I was looking at the answer to this question: Is it possible to define a class constant inside an Enum?
What interested me most was the Constant class in Ethan Furman's answer.
class Constant:
    def __init__(self, value):
        self.value = value
    def __get__(self, *args):
        return self.value
    def __repr__(self):
        return '%s(%r)' % (self.__class__.__name__, self.value)
The question was about Python 3.4 but I'm using 2.7. In the answer Ethan sets the gravitational constant as an instance variable of the class Planet like so:
G = Constant(6.67300E-11)
My testing of this class in 2.7 shows that typing just G gives me this:
Out[49]: Constant(3)
(I set it to 3 for ease of use while testing. This looks like the __repr__ output to me, please correct me if I"m wrong.)
The value is available via G.value. However, in Ethan's answer he uses
return self.G * self.mass / (self.radius * self.radius)

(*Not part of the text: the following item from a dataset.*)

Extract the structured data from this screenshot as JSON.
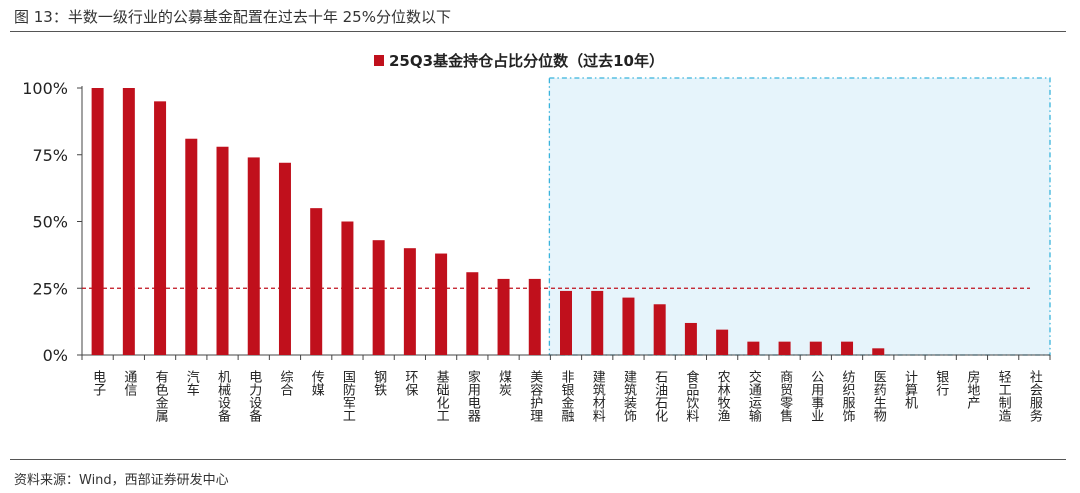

This obviously only works if the value is returned vs the __repr__ output. Now if I change class Constant: to class Constant(int): then type G I still get the __repr__ output but if I type G * 4 I get 12 not the error I was getting. (TypeError: unsupported operand type(s) for *: 'instance' and 'int'
)
So clearly something like the int object can output a number when called. Is there a magic method I'm missing that would allow me to do this for the Constant class? Since constants could be strings, integers, or floats I'd prefer to have 1 class that handles them all vs 3 separate classes that extend those objects.
The value is also settable via G.value. Can I lock this down so the Constant class behaves likes an actual constant? (I suspect the answer is no.)